Rév reveals that the idol indicated how to expand EuphoriaThe real world too. “Thinking about the idolOn a very practical level, it encouraged us to go out and photograph more realistic locations,” he says. “The second season of Euphoria it was very much on stage – 80% of the time, if we didn’t have to go to the location, we’d build it on stage. Here we were pretty eager to find certain things in the real world.” Take the opening sequence: “We were able to build this 200-foot border wall in the middle of the desert, four hours from Los Angeles, to achieve this sequence,” Levinson says. “She’s really up there: she’s 20 or 25 feet in the air.”
This also informed updates in the lives of Cassie (Sydney Sweeney) and Nate (Jacob Elordi), who we meet in the season premiere engaged and anxiously preparing for an expensive wedding. Exploring their striking, sunny California home proved crucial.

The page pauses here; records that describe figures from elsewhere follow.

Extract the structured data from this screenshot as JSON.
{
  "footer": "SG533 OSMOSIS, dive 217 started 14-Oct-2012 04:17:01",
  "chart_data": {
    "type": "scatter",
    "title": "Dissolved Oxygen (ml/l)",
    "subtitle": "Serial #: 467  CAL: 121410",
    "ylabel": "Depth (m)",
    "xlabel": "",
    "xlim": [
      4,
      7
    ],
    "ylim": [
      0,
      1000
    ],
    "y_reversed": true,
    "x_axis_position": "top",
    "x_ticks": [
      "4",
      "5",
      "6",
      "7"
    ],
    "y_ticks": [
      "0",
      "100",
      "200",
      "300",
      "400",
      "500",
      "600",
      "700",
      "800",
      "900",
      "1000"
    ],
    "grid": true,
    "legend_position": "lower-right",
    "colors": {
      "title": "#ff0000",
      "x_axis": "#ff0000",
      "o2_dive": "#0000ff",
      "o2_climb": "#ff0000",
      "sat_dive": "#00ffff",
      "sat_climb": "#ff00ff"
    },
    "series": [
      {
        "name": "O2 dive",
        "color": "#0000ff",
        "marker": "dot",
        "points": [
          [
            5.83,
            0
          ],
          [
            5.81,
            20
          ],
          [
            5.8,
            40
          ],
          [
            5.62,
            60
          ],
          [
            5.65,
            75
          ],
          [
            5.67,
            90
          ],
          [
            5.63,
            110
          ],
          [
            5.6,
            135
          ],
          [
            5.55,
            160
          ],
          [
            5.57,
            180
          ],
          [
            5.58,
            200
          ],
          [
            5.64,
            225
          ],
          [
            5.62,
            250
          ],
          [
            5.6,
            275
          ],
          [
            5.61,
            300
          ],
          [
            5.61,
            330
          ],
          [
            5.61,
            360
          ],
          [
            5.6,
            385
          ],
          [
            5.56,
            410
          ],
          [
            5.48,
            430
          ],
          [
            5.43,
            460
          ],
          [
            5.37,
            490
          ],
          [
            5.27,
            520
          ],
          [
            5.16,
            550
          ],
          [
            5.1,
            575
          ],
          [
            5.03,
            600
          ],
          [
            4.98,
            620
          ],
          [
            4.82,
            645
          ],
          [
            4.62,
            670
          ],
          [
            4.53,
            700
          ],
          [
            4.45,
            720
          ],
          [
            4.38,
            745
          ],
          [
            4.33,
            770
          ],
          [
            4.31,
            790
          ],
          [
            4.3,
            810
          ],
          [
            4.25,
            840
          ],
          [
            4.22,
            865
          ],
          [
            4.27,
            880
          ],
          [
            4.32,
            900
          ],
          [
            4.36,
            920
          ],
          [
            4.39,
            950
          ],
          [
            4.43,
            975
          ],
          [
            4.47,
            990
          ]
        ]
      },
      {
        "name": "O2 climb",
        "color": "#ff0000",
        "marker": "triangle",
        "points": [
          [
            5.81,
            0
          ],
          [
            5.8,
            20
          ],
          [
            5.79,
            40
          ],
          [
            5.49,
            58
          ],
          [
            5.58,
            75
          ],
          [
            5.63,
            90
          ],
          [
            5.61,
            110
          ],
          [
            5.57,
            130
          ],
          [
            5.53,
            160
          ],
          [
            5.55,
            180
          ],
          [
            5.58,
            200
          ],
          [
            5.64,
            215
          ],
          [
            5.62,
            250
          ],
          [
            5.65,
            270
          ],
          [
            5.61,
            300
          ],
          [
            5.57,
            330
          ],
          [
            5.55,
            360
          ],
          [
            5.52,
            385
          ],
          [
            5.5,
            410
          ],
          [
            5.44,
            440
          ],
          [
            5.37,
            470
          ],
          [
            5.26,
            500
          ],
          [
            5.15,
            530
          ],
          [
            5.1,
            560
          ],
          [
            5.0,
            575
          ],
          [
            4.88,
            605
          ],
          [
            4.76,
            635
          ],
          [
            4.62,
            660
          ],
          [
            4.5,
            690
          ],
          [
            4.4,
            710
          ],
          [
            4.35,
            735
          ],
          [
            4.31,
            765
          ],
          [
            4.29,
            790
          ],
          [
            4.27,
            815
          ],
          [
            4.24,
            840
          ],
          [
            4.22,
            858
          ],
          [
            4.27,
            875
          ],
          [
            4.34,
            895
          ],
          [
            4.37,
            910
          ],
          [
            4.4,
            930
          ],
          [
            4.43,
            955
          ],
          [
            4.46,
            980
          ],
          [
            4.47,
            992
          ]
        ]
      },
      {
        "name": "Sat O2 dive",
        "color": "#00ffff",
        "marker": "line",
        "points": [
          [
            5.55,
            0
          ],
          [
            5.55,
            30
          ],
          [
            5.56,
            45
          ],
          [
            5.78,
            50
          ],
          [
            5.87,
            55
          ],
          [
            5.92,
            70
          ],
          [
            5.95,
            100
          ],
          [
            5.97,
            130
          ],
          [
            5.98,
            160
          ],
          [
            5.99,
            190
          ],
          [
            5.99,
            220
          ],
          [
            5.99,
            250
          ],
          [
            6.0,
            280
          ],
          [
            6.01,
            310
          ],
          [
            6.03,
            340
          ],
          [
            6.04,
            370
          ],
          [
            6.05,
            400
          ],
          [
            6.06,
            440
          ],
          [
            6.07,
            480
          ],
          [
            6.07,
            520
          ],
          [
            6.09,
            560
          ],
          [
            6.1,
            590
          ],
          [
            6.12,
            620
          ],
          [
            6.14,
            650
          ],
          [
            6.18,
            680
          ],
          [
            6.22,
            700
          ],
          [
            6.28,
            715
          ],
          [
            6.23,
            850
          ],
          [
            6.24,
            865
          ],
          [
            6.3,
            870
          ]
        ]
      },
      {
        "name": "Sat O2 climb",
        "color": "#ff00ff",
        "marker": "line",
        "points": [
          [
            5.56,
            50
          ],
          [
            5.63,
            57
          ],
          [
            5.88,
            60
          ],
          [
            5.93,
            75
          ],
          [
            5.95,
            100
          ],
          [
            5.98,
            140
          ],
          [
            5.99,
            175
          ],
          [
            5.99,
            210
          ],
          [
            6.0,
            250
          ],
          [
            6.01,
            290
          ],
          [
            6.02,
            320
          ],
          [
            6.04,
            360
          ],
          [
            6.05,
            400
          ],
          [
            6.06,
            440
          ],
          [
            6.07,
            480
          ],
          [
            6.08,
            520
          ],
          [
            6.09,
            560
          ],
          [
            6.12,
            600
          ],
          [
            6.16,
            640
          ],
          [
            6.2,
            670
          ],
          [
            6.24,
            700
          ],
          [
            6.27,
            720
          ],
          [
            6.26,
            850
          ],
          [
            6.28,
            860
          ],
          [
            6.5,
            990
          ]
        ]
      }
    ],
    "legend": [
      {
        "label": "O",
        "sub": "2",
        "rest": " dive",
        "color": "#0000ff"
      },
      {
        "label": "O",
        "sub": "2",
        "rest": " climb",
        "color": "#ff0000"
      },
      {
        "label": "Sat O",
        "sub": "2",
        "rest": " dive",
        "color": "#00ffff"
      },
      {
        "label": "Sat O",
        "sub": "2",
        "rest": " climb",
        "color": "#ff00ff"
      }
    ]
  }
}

“An obvious choice would have been something modern, very simple and elegant, but we ended up choosing this mid-century house, which is a little tacky, but also stuck in the ’70s,” Rév says. “It’s probably a strange choice, but it also gives us possibilities.” This especially applies when Cassie goes on to create Onlyfans content to increase her income. “OnlyFans has its own aesthetic and how to elevate that aesthetic to the aesthetic of the show is a challenge, I’m not going to lie,” Rév says.
“[Cassie] “He has his dog house and his little dog ears and nose, and that has its own humor, but what makes the scene is the fact that his housekeeper is the one who films it,” Levinson adds of how they approached their Onlyfans scenes in the premiere. “What we always wanted to find is the other layer of absurdity that we can put together so as not to be too far into their fantasy or illusion: the joke is to jump, break the wall.”
This meant juxtaposing the iPhone images with how Euphoria creates her images: “Some of these scenes we just lit with these rings of light that she used… When you’re inside, there’s this beautiful, bright front light, but then you jump out and it’s just a puddle of light and everything around it is dark. It’s just twisted and jarring,” Levinson says. “We wanted to capture what she’s trying to show the audience and be inside of it, but then also step back further and see how depressing it is.”
“Shooting it on a 65mm camera with our lenses on our film gives it a certain look, and I think it’s an interesting combination,” adds Rév. “Making an OnlyFans aesthetic with these tools is something that excites me.”
The first episode ends with Rue in a life-or-death dice roll with Alamo, as he tests his destiny after Laurie’s apparent betrayal. Rue narrowly survives and lets out a scream of ecstasy to celebrate her survival, regardless of the uncertainty of what will come next. As the season progresses from here, that moment, sitting on that boundary between the living and the dead, speaks to what Levinson hopes to explore this season. The episode is dedicated to Cloud, as well as fellow co-star Eric Dane and former executive producer Kevin Turen, who also died between the release of seasons two and three.
“I wanted to tell a story about the step of turning our will and our lives over to the care of God as we understand Him,” Levinson says. “These characters who are now adults are free to choose what kind of life they want to live, but there are consequences that come with those actions. I look at that long period of time [between seasons]with all its tragedies and everything, as a blessing.”
Euphoria airs Sundays at 9 pm on HBO and HBO Max. See where all the characters landed in the season three time jump.